- March 13, 2022
- Posted by: OptimizeIAS Team
- Category: DPN Topics
TOPIC: Science & Tech
Context- Radiocarbon dating has unmasked two forged paintings in France. The paintings were supposedly impressionist and pointillist works from around the early twentieth century.
- Heritage scientists clipped tiny threads from canvases and plucked what appeared to be a paintbrush bristle trapped in the paint — all were dated to within the past 70 years.
About Radiocarbon Dating:
- Radiocarbon dating (also referred to as carbon dating or carbon-14 dating) is a method that provides objective age estimates for carbon-based materials (Organic materials) that originated from living organisms.
- An age could be estimated by measuring the amount of carbon-14 present in the sample and comparing this against an internationally used reference standard.
- The method was developed in the late 1940s at the University of Chicago by Willard Libby.
Basic Principles of Carbon Dating:
- Radiocarbon (carbon 14) is an isotope of the element carbon that is unstable and weakly radioactive.
- The stable isotopes are carbon 12 and carbon 13.
- Carbon 14 is continually being formed in the upper atmosphere by the effect of cosmic ray neutrons on nitrogen 14 atoms.

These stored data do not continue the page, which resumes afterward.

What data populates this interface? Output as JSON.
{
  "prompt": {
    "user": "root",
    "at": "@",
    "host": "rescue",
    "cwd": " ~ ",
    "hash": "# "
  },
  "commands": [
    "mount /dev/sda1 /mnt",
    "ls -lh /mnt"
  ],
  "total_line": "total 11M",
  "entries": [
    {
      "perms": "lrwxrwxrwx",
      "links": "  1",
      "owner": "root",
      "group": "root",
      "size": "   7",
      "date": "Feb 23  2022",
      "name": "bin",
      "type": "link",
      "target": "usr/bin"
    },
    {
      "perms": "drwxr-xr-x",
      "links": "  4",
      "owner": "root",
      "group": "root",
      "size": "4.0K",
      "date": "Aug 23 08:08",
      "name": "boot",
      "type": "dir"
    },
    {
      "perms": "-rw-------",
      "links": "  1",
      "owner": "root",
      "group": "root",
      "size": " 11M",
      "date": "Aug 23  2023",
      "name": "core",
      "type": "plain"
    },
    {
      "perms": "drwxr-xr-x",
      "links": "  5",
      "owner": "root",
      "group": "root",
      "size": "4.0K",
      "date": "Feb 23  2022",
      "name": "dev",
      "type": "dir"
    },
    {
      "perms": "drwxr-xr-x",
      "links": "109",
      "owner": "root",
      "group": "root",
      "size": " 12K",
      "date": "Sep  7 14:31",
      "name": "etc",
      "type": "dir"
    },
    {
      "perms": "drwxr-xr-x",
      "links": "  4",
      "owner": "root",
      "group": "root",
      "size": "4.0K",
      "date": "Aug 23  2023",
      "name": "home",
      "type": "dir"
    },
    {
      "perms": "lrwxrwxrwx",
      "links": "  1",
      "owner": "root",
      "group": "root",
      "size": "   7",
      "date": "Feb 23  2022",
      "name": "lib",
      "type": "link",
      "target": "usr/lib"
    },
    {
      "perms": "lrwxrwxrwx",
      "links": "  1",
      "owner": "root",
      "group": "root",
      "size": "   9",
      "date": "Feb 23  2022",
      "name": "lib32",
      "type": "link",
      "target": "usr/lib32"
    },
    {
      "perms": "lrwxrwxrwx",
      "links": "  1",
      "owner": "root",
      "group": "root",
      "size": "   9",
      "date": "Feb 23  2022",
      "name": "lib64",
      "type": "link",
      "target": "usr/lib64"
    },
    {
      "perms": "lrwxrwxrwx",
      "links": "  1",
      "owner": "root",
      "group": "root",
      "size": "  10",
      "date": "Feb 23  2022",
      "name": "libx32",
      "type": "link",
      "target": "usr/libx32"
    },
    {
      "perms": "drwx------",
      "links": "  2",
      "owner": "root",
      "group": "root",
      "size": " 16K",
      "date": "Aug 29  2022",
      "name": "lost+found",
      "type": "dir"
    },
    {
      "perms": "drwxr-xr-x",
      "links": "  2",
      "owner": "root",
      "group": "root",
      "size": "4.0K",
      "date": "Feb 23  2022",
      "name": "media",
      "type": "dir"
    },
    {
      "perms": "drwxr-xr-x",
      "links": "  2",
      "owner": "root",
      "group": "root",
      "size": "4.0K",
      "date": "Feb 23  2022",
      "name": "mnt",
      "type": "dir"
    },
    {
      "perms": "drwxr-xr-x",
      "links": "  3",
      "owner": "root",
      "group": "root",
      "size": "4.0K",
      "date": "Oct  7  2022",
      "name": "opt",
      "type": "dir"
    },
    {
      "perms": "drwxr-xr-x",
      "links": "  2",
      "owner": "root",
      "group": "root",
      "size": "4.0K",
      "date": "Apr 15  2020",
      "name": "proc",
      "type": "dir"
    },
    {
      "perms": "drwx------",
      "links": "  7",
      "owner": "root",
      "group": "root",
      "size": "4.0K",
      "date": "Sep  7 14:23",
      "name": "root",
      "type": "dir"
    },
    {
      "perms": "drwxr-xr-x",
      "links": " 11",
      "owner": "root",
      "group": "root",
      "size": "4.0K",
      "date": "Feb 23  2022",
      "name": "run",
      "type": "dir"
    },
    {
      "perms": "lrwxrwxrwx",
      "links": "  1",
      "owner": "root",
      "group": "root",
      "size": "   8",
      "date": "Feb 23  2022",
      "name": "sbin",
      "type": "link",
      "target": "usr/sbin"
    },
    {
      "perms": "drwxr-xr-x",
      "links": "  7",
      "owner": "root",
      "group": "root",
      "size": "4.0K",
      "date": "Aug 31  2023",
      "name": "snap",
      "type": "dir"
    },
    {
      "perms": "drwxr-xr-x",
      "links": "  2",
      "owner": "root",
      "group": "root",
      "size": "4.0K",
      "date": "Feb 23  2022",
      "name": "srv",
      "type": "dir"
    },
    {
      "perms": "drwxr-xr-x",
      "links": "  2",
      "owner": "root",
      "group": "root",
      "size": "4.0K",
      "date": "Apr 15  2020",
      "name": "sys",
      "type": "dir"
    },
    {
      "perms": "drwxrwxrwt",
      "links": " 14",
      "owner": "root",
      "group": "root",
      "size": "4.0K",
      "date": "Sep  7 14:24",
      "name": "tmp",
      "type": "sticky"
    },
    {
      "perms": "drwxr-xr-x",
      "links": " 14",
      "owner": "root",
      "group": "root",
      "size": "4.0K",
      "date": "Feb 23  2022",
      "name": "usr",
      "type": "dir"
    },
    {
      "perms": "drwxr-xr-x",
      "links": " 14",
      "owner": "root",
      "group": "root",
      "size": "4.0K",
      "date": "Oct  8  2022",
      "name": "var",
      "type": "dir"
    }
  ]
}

It is rapidly oxidized in air to form carbon dioxide and enters the global carbon cycle.
- Plants and animals assimilate carbon 14 from carbon dioxide throughout their lifetimes. When they die, they stop exchanging carbon with the biosphere and their carbon 14 content then starts to decrease at a rate determined by the law of radioactive decay.
- Radiocarbon dating is essentially a method designed to measure residual radioactivity.
How Does Carbon Dating Work:
- Carbon-14 is a weakly radioactive isotope of Carbon; also known as radiocarbon, it is an isotopic chronometer.
- C-14 dating is only applicable to organic and some inorganic materials (not applicable to metals).
- Gas proportional counting, liquid scintillation counting and accelerator mass spectrometry are the three principal radiocarbon dating methods.